I have planted Kangaroo Paws into a well-drained bark soil, together with a small amount of native clay, in several raised beds. While none of them are dying, the flowering is in some kind of suspended state, and the colors are pale, and many of the blooms never open. What would normally cause that to happen? The photo shows one of the healthier ones, but the red should be deep, and everything here is a pale red. The ones that were left in their original pots are still the same dark red.


Comments (9)

  • 11 months ago
    last modified: 11 months ago

    Good luck, I don't know if we still have the kind of resident expertise in [commercially planted, whether native or not] California flora that we used to.

    I have tried to grow these in pots since I saw them in-ground on Isole di Brissago in 2010. They are very fussy in the east coast climate and a couple died, but I have one still alive, that occassionally blooms. Obviously the conditions are very different here so I'm not sure what advice I can offer. I saw some in Davis CA in 2016 and they looked happy...and a few others in the Bay Area, but they didn't strike me as being super common in Nor Cal. In the typical Berkeley or Oakland garden, you're 10X as likely to see an Aloe.

    westes Zone 9b California SF Bay thanked UpperBayGardener (zone 7)
  • 11 months ago
    last modified: 11 months ago

    I was already sorting through my digital pics last night for another reason.

    Fields of Anigozanthos at Cranbourne Botanic Garden in 2016.



    Aussie flora already looks bizarre, but this was like being on the surface of another planet! They come from a family, Haemodoraceae, that very few of us would have encountered; the closest relatives we know would be the Tradescantias aka 'spiderworts'.


    That's a Persoonia bush in the background btw, not the acacia you might think. And they have the amusing common name of snottygobbles!

    westes Zone 9b California SF Bay thanked UpperBayGardener (zone 7)
  • 11 months ago

    Weste I don't have time to post more pics but looking through, I notice some of these kangaroo paws, such as one called 'Landscape Violet', have wierd faded looking flowers. That's literally how they are supposed to look. Has this one always looked like this? Might be a feature, not a bug.


    westes Zone 9b California SF Bay thanked UpperBayGardener (zone 7)
  • 11 months ago

    As they are unlikely to winter over in my climate (as in westes) I grow these in containers as a seasonal planting, IME, they want full, all day sun, a well draining soil and only sufficient water to keep them going.

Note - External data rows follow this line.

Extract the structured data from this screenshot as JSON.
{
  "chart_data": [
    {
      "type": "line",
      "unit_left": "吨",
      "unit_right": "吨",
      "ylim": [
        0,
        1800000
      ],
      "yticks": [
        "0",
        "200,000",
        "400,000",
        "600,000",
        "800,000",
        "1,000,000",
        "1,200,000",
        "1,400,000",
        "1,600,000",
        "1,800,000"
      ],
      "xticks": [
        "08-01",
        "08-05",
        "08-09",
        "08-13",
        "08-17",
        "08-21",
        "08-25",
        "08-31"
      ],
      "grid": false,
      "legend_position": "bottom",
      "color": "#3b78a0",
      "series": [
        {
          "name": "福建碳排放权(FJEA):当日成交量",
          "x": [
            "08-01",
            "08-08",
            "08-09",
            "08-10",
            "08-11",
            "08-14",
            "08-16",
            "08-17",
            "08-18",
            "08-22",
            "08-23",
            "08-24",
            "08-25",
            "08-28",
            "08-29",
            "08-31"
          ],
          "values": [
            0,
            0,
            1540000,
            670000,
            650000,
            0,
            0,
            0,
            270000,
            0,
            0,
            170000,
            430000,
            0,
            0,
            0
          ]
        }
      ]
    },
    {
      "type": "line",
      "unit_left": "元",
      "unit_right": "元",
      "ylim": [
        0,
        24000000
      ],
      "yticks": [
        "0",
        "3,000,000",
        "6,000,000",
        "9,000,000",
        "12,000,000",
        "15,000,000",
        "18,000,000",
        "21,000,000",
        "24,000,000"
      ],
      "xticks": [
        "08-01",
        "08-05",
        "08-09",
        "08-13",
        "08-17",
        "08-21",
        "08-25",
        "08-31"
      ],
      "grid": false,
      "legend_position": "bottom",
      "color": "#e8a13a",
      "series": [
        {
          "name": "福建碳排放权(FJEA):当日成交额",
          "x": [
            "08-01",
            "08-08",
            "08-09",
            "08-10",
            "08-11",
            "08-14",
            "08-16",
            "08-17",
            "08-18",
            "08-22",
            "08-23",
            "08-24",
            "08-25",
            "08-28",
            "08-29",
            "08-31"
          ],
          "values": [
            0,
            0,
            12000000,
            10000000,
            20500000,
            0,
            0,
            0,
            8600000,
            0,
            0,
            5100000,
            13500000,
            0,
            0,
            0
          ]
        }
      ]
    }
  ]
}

    The sunlight will determine the flower color intensity but older flowers do fade out. Cut them back as necessary to remove and promote new flower production.

    westes Zone 9b California SF Bay thanked gardengal48 (PNW Z8/9)
  • 11 months ago

    @UpperBayGardener (zone 7) All of the ones at the nursery were in full bloom with intense colors. All of them started to fade out after I planted into real soil.

  • 11 months ago

    @gardengal48 (PNW Z8/9) Do you think my plant is in a cycle where the flowers die? I am just concerned that they were all in brilliant full bloom, and as soon as I plant them, the flowers all fade.

  • 11 months ago
    last modified: 11 months ago

    Westes, the way you're talking about this, you make it sound like the blooms have actually faded with age, which is normal. Not that it produced new ones that opened in faded colors.

    westes Zone 9b California SF Bay thanked UpperBayGardener (zone 7)
  • 11 months ago
    last modified: 11 months ago

    @UpperBayGardener (zone 7) Honestly, this plant is difficult to understand. I don't have enough experience with it to understand which case I am dealing with:

    1) Old blooms fade, and new blooms fail to appear

    2) New blooms simply never fully develop their color

    Which blooms are dying? Which ones are emerging? Which ones have already peaked and are on their way down? They honestly look similar to each other.

    What is clear is that from the nursery, they had brilliant color. As soon as I planted them, the colors faded, and no new blooms emerged to replace them, whereas the ones in pots stayed more brilliant (but even those potted plants are not as brilliant as they were at the nursery).